Monsignor Andreatta ha guidato una delegazione Orp in Iraq

Collocata nella cattedrale siro - cattolica di Baghdad una reliquia di Giovanni Paolo II, che non potè compiere quel viaggio a causa della guerra di Mariaelena Finessi


«Siamo tutti figli di Abramo, sotto l’unica bandiera dell’Iraq». Monsignor Liberio Andreatta, amministratore delegato e vice presidente dell’Opera romana pellegrinaggi, è di ritorno da un viaggio tanto atteso: quello nella terra di Abramo, «là dove la storia della salvezza ha avuto inizio». Ad Ur, «simbolo delle promesse e della libertà per tutti credenti nell’unico Dio e che rappresenta le comuni origini che uniscono ebrei, cristiani e musulmani». Dal 12 al 19 dicembre, monsignor Andreatta ha condotto nel Paese asiatico una delegazione dell’Orp - composta da sacerdoti e giornalisti - per compiere il tradizionale «gesto profetico», cioè un gesto simbolico. «Si chiama "profetico" perché richiama i segni biblici, i segni che Dio ha compiuto per la salvezza dell’uomo e li ripropone nel tempo», spiega il sacerdote che, come dono agli «uomini di buona volontà» che abitano quella terra dilaniata da così tanti anni di sofferenza, ha portato alcuni oggetti benedetti da Papa Francesco.

Quello realizzato in Iraq, Paese musulmano a maggioranza sciita, è il primo gesto profetico dopo un’interruzione di alcuni anni, e nasce nel segno di Giovanni Paolo II. In pellegrinaggio nella terra che Wojtyla non poté visitare a causa della guerra è stata portata e collocata nella cattedrale siro-cattolica di Baghdad proprio una reliquia del Pontefice polacco: un frammento della veste, sporca di sangue, che indossava il giorno dell’attentato del 13 maggio 1981. Quindi una statua del beato Pontefice lasciata alla cattedrale caldea, un’icona processionale donata alla cattedrale armena e infine una «lampada della pace», dono per la cattedrale latina.
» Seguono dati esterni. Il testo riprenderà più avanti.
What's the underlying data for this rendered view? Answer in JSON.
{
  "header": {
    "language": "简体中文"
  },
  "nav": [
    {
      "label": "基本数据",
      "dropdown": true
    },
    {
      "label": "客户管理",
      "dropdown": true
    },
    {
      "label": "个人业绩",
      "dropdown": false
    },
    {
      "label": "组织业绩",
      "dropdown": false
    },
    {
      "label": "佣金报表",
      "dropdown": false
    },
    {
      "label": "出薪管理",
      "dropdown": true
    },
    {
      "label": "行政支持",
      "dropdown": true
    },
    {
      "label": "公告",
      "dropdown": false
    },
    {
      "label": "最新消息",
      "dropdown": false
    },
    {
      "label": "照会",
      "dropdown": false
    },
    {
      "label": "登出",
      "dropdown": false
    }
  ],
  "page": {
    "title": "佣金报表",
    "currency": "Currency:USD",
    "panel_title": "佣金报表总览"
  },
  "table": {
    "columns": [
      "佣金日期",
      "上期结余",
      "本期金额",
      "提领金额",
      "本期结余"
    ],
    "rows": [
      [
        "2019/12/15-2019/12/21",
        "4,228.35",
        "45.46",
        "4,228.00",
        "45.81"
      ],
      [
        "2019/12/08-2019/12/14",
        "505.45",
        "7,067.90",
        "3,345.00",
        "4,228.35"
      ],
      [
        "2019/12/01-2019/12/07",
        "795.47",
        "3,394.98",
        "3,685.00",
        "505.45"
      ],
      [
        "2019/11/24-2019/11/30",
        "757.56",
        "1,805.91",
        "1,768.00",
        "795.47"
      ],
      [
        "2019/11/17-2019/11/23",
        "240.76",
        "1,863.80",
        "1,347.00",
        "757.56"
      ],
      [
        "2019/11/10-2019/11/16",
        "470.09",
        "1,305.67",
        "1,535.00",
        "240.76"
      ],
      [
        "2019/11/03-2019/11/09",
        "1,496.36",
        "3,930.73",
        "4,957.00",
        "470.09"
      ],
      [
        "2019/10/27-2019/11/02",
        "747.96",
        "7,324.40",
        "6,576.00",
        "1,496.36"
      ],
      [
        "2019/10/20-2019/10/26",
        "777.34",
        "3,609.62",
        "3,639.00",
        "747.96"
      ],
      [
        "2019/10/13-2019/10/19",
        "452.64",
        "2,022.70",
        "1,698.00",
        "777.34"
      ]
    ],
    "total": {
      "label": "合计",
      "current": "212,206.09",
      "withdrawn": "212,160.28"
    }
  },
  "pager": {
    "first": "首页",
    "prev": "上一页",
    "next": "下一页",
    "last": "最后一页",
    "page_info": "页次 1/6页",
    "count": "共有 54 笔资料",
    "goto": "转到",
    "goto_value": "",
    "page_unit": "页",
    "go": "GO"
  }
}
Conservata fino a oggi nella chiesa romana di San Giovanni della Pigna in attesa di essere portata a Baghdad, la lampada - di cui esistono altri tre esemplari a Gerusalemme, Nazareth e Betlemme - era stata benedetta da Giovanni Paolo II nel 2001. «Pensavo di trovare un popolo triste e invece il nostro arrivo ha risvegliato in loro la speranza di poter ricominciare a vivere insieme, senza divisioni». Monsignor Andreatta racconta così l’accoglienza riservata loro dai pochi cristiani che ancora vivono in Iraq, a dispetto di una emorragia che li ha visti partire per altre mete, sconfitti dalla sofferenza e dalla povertà. «C’era in loro uno stato d’animo colmo di gioia nel vedere dei fratelli cristiani arrivati dall’Europa. A torto colpevolizzati per la guerra condotta dall’Occidente, i musulmani li hanno considerati responsabili del conflitto armato». È una «questione culturale», precisa Andreatta. «Per i musulmani il potere civile e religioso si identificano». Occidente come sinonimo di cristianità: «Non riuscendo a dividere le due sfere, hanno vissuto la guerra come una nuova crociata ma oggi è in atto una riconciliazione. Certo, si tratta di un cammino difficile però speranzoso».

A Babilonia sono rimaste cinque famiglie cristiane. «Qui ci hanno raccontato che da quattro anni non si vede un prete, non celebrano le ricorrenze religiose. Il vescovo ausiliare di Baghdad, Warduni, che era con noi, sorprendendo tutti ha promesso che sarà lui a celebrare per loro la Messa di Natale». Tra le varie tappe, la delegazione ha raggiunto Nassiriya e nel giardino della Camera di commercio - edificio costruito sull’area dove sorgeva la base italiana colpita dall’attentato che 10 anni fa uccise 19 militari - è stato piantato un ulivo, simbolo di pace. I pellegrini hanno poi attraversato la zona delle paludi, detta delle «Marshland». Gli abitanti, discendenti diretti dell’antico popolo sumero, vivono in piccole case galleggianti. Un ambiente naturale di meravigliosa bellezza che, insieme al patrimonio archeologico di cui è ricco il Paese, rappresenta un’attrattiva per il turismo. Terminata la sistemazione delle strutture ricettive e delle stesse infrastrutture, sarà possibile dare il via ai pellegrinaggi nel Sud dell’Iraq, «dove c’è sicurezza». Monsignor Andreatta conclude, lanciando la sfida: «Dal 2014, per piccoli gruppi, porteremo i pellegrini in viaggio laggiù».